Queridos amigos,
Permitam-me um desabafo de quem há duas semanas foi operado a um tendão na coifa ou manguito e anda com o braço enfraquecido, como se impõe, como diz a minha ortopedista o tempo é que é o remédio. Fiz desta viagem já um tanto gemebundo, nunca me passou pela cabeça que mesmo com aquelas massagens de alívio do Voltaren e a toma de analgésico pudesse andar por ali com tanta genica, como felizmente andei, não é por prosápia que me interrogo como andei a fazer aqueles quilómetros de bom andarilho desde a estação central ferroviária de Frankfurt até ao museu e etapas seguintes, ainda se vão seguir alguns dias em que andei sem parança. No caso do apontamento de hoje, deliciei-me com o contraste do centro histórico da velha Frankfurt visto de dia e de noite, é uma área muito dinâmica da segunda maior praça financeira da Europa (a primeira é Londres); o essencial da viagem era despedir-me de uma velha amiga que me cumulou de gentilezas, mais de um quarto de século, e que determinou ao seu herdeiro que eu seria uma das poucas pessoas a ter direito às cerimónias fúnebres; e mesmo com a coifa a dar-me dores regressei ao centro histórico de Frankfurt, também em jeito de despedida, já no comboio de regresso a Idestein dei graças por ser um velho a caminho de 80 anos que tem tido o privilégio de percorrer caminhos de um continente que cimenta os valores e princípios que o moldam, é na Europa que eu sinto a minha identidade, sem nenhum detrimento do meu amor por um certo ponto de África.
Um abraço do
Mário
Itinerâncias avulsas… Mas saudades sem conto (206):
Algures, na Renânia-Palatinado, em Idstein, perto de Frankfurt – 6
Mário Beja Santos
Não quero esconder que saio compungido do Museu Der Städel, os alemães não brincam com os horários, falta um minuto para as 18 horas, esta imagem do vestíbulo do museu ninguém me a tira. Fiquem sabendo que descia esta bela escadaria e mergulhei de chofre na primeira mostra de imagens que vos apresentei, uma seleção de alta qualidade entre o século XIX e o modernismo europeu. Paciência, hei de voltar, haja saúde, tenho este privilégio de haver amigos fraternos que em franqueiam cama e mesa. É nisto, do hei de voltar, que me assaltou à mente aquela tirada retumbante do final da obra de José Saramago Viagem a Portugal em que ele diz que a viagem nunca acaba, os viajantes é que acabam, o que se vê dia não é o que se vê de noite, o que se vê na primavera não é o que se vê no outono, etc., etc., deu-me, o leitor que me desculpe, para pôr em sequência o que eu tinha posto na câmara ao atravessar o rio Meno, e seguidamente mostrar-vos o que deste lado do rio Meno vejo à noite, tão só para me sentir certo e seguro que todos os dias são bons para voltar, e há aquela sedução da cambiante horária que tudo molda sobre a forma das coisas.
O leitor que me perdoe a ingenuidade e a ignorância, tirar uma imagem com o vidro em frente pode ser entendido como muito artístico, aqui certamente não o é, mas temos o confronto entre a luz e a sombra.
Ao amanhecer, partimos em grupo para uma localidade perto de Frankfurt, Offenbach, é a apertadíssima moção de uma despedida, a deposição de cinzas de alguém com quem tive íntima amizade mais de um quarto de século, telefonemas a fio, convites para ir de lá para cá e de cá para lá, dei comigo a pensar que é a primeira vez que entro num cemitério alemão, gozam de uma serenidade que se aparenta com a dos britânicos, lá fui tirando imagens à sorrelfa, não queria ferir sentimentos, há preconceitos a respeitar, e não vimos propriamente para circuito turístico.

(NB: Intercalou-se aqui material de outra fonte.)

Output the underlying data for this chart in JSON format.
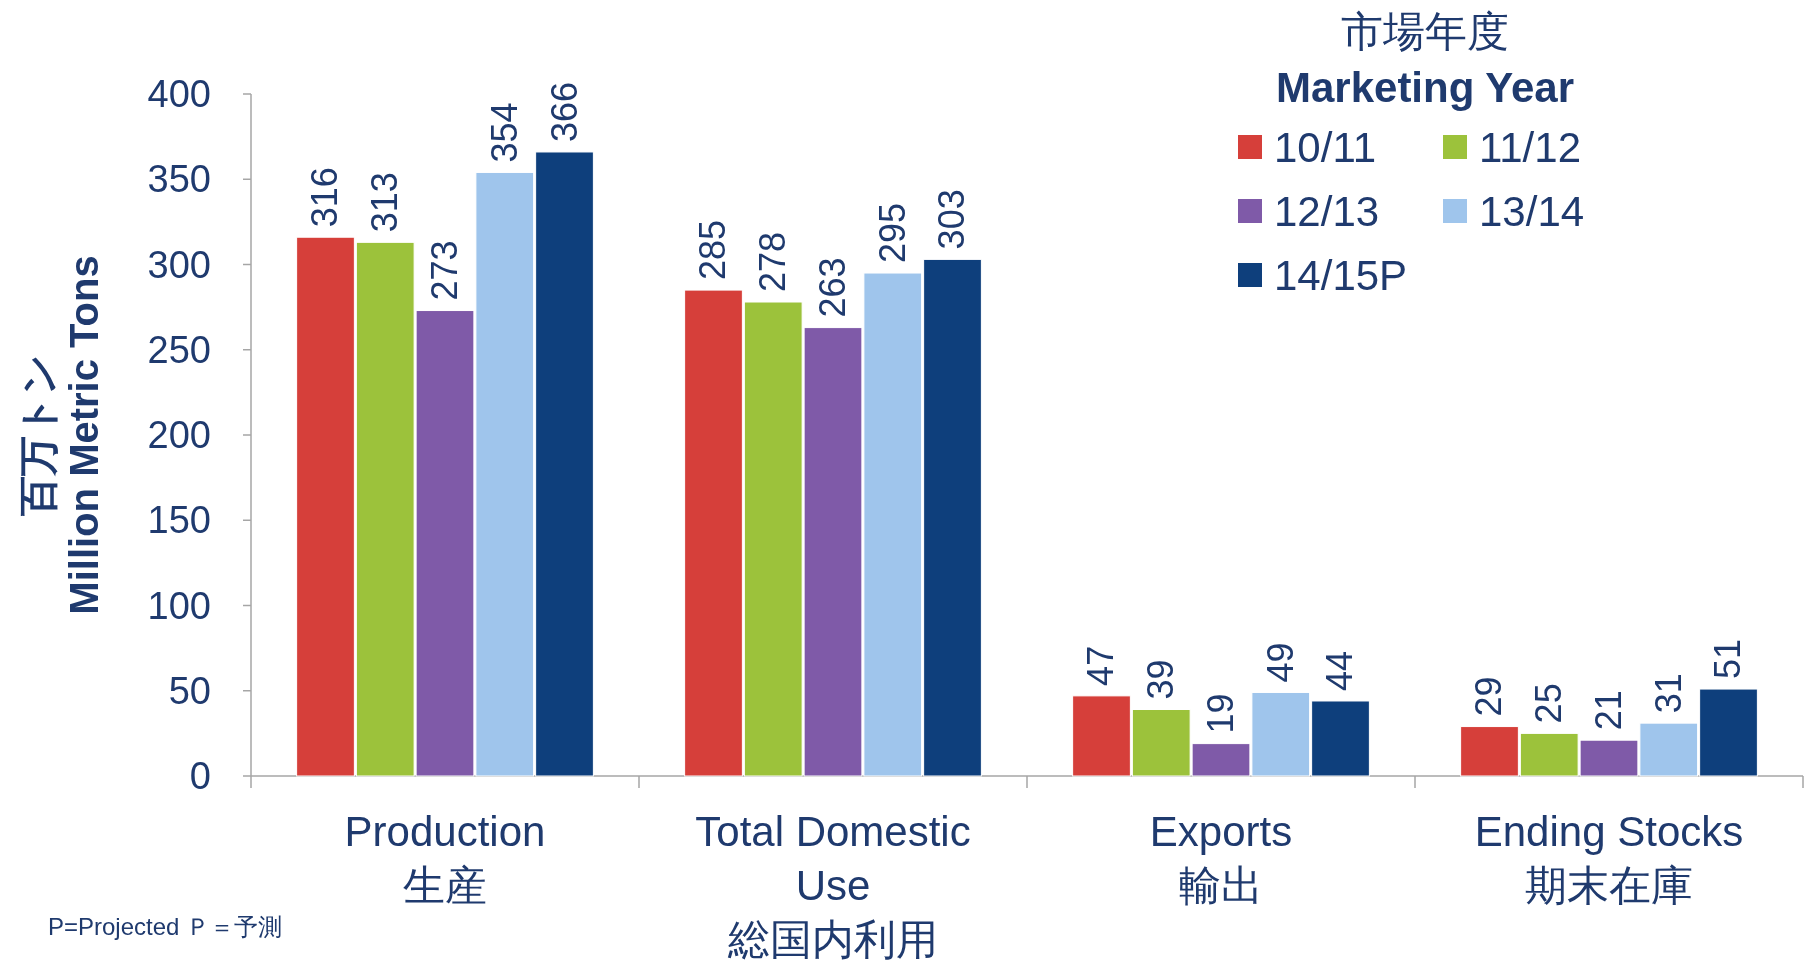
{
  "chart_data": {
    "type": "bar",
    "categories": [
      "Production\n生産",
      "Total Domestic\nUse\n総国内利用",
      "Exports\n輸出",
      "Ending Stocks\n期末在庫"
    ],
    "series": [
      {
        "name": "10/11",
        "color": "#d63f3a",
        "values": [
          316,
          285,
          47,
          29
        ]
      },
      {
        "name": "11/12",
        "color": "#9cc23b",
        "values": [
          313,
          278,
          39,
          25
        ]
      },
      {
        "name": "12/13",
        "color": "#7f5aa8",
        "values": [
          273,
          263,
          19,
          21
        ]
      },
      {
        "name": "13/14",
        "color": "#9fc5ec",
        "values": [
          354,
          295,
          49,
          31
        ]
      },
      {
        "name": "14/15P",
        "color": "#0e3f7c",
        "values": [
          366,
          303,
          44,
          51
        ]
      }
    ],
    "ylabel": "百万トン\nMillion Metric Tons",
    "legend_title": "市場年度\nMarketing Year",
    "legend": "top right",
    "ylim": [
      0,
      400
    ],
    "yticks": [
      0,
      50,
      100,
      150,
      200,
      250,
      300,
      350,
      400
    ],
    "data_labels": true,
    "grid": false,
    "annotations": [
      "P=Projected Ｐ＝予測"
    ]
  }
}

Ocorreu-me conectar estas três imagens, já lera que por razões geológicas, porventura por fenómeno que terá milhões e milhões de anos, todo este vale de Frankfurt parece a cratera de um vulcão rodeado de uma cordilheira de montanha, como é patente na terceira imagem, anteriormente mostrei uma secção do cemitério e um monumento dedicado aos mortos da guerra, o monumento, imagine-se, tem a ver com a guerra franco-prussiana de 1870.
Finda a cerimónia fúnebre, abraços repetidos e apertos de mão, olhos molhados, até à próxima, cada um partiu para o seu destino, o meu é o centro histórico de Frankfurt, vou andar à volta desse espaço que dá pelo nome de Römerberg, prende-se com uma área de grande interesse histórico para os alemães, na catedral de S. Bartolomeu os príncipes eleitores escolhiam o novo imperador, depois de investido, em festa encaminhava-se para o Römer, o edifício da Câmara Municipal e depois para o palácio imperial, todo este território conheceu ocupação romana, a era carolíngia, a alta Idade Média, aqui os nazis fizeram a queima de livros a que eram hostis, a barbaridade em fogueira. Entro agora na Igreja de Santa Catarina perto de Hauptwache, onde existiu uma estação da guarda, agora um café do século XX, como quase tudo neste espaço conheceu a reconstrução, no final da visita irei aqui tomar um café. Santa Catarina foi igreja medieval, depois transformada em igreja barroca, devorada pelo fogo em 22 de março de 1944 e reconstruída. Fui surpreendido à entrada por alguns vestígios do passado, estava na hora de servir uma refeição quente a gente sem-abrigo, pediu-se licença para ir ver peças que resistiram ao bombardeamento ou que tinham sido salvaguardadas.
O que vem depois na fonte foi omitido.